Auch habe ich in den Jahren einiges an Indianisches Handwerk gelernt und auch einigen Freunden ausgeholfen bei Veranstaltungen. Wir gingen zusammen in Schulen um den Kindern über Traditionen und das Leben der einstigen, noch nicht in Reservate gezwungenen, Indianern zu erklären, aber auch um die Situation die derzeit in den Reservaten herrscht nahe zu bringen Ich durfte bei vielen Veranstaltungen im Hintergrund und bei der Organisation mitwirken. Mit meinem Aztekischen Freunden feierten wir von 1996 bis 2000, einmal im Jahr - im Juni-, einen Ehrentag für Mutter Erde an dem sich das Unterrichtsministerium einverstanden hieß, dass die Schüler, welche unsere Zukunft sind, daran beteiligen dürfen. Was war das für ein schönes Erlebnis die 300 bis 400 Schüler und auch Erwachsenen zu sehen um mit uns unsere Mutter Erde zu würdigen. Schade darum, dass wir es nicht durchbringen konnten, diesen einen Tag offiziell zu feiern. Es gibt für so viele Dinge einen Feiertag oder einen Gedenktag, aber für unser allerwichtigstes, unsere Erde, die uns alles gibt um existieren zu können.... um sie kümmert sich keiner. Mit ihnen führten mich die Wege durch halb Österreich und auch nach Deutschland wo sie an POWWOW´s und anderen Veranstaltungen teilnahmen.

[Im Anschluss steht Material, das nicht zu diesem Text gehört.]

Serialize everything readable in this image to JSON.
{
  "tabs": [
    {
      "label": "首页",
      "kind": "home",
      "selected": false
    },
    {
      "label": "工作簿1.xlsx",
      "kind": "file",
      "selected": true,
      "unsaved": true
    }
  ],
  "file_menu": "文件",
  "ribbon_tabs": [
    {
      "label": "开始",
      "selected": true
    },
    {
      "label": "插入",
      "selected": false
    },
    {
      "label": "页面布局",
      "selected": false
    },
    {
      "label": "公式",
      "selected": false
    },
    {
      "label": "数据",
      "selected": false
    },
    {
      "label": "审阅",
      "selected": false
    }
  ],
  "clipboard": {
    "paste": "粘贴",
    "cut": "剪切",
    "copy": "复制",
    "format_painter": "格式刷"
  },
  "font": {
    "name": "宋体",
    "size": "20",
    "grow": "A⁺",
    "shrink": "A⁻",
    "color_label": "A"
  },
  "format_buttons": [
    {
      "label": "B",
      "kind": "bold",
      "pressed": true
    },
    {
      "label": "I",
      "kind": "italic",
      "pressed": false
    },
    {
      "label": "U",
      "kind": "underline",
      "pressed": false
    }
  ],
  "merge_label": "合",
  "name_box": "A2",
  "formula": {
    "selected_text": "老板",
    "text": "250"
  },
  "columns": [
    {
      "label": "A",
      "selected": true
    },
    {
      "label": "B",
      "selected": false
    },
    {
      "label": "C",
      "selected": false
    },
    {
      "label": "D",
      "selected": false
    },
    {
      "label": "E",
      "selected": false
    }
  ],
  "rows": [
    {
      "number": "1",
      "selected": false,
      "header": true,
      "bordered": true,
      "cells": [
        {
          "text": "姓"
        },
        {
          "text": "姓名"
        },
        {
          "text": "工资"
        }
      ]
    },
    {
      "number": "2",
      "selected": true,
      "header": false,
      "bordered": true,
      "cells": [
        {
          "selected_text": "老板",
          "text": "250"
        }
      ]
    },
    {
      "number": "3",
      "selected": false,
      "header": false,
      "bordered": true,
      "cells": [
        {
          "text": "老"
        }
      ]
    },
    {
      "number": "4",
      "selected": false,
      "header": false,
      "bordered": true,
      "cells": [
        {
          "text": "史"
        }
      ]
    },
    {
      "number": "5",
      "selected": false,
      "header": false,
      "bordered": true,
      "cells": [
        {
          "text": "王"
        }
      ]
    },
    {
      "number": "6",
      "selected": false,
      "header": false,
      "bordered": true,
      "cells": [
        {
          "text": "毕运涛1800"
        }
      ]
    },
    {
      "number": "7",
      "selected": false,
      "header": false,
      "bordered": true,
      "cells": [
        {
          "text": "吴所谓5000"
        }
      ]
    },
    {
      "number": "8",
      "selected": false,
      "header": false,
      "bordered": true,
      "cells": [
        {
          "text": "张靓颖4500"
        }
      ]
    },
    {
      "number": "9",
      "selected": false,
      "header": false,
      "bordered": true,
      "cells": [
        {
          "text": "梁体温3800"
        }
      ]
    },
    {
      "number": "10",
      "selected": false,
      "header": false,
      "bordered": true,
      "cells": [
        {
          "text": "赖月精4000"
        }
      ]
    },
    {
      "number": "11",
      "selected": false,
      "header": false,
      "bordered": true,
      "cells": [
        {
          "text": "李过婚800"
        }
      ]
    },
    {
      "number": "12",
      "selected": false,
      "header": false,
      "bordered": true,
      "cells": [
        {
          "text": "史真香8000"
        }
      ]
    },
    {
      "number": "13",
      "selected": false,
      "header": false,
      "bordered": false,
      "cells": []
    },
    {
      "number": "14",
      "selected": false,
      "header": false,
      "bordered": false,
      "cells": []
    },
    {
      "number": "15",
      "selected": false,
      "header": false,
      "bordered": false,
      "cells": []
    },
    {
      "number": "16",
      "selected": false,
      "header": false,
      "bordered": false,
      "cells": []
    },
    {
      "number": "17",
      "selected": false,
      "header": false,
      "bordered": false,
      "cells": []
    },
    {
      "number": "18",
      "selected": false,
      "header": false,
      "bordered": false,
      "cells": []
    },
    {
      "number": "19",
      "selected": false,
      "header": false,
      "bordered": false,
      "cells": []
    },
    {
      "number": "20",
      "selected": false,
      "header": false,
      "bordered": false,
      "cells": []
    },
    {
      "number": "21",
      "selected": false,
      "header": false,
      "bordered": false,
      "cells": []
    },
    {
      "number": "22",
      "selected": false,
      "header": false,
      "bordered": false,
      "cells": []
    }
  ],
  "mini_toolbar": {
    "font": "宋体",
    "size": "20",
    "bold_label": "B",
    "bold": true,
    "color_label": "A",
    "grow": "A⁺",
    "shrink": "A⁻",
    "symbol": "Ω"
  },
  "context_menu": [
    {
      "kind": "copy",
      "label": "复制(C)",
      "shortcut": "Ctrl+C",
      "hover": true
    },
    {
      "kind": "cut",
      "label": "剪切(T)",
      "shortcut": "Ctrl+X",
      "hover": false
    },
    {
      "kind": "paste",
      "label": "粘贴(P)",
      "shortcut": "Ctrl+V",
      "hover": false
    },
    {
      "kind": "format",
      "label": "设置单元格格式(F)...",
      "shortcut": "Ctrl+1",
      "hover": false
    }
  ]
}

In den vergangenen Jahren lernte ich einige Leute kennen von den verschiedensten Stämmen, wie Ernie Phillip von den Shuswap aus Canada, Buffalo Child (Cree) -berühmt durch den Film "Der mit dem Wolf tanzt" (kleiner Tipp...das ist derjenige, der das rohe Ei isst nachdem Wes Studi den Siedler tötete), bei Rodney Grant konnte ich nur einen fernen Blick erhaschen, als er in der Wr. Stadthalle auftrat,. mit Keith Secola Ojibway) konnte ich ein interessantes Gespräch führen, mittels Freunde als Dolmetscher, nachdem ein guter Freund in Wien ein Konzert organisierte, und viele folgten noch darauf.
Heute versuche ich
noch mehr als früher, die menschliche Zwischenbeziehung der beiden Völker
zu verbessern und tausche mich gerne mit anderen Leuten darüber aus.
So versuche ich auch schon seit langer Zeit die Sprache zu erlernen, denn
ohne die Sprache versteht man die Kultur nicht, doch leider stehe ich hiern
ein wenig alleine da, keiner der mit mir ein paar Worte wechseln kann, so
habe ich sehr schnell wieder vergessen. Auch ist es sehr schwierig diese Sprache
zu erlernen, denn die Lehrbücher sind oft sehr verschieden. Doch dann
fand ich etwas, was mir das lernen auch sehr viel leichter machte...ein Mann
aus Deutschland schrieb ein Lehrbuch "Deutsch Lakota". Mittlerweile
gibt es schon 2 davon und eine CD zum anhören. Martin Krüger ist
sein Name und er bietet auch Kurse an, welche zwar wieder alle in Deutschland
stattfinden, doch gebe ich nicht die Hoffnung auf auch mal einen in Österreich
zu organisieren. Bis jetzt hatte ich auch noch nicht das Vergnügen, Martin
kennenzulernen. Unser Kontakt bestand bis jetzt nur per Mail.
Ich hoffe, euch gefällt diese Homepage und das ihr viel Spaß daran habt.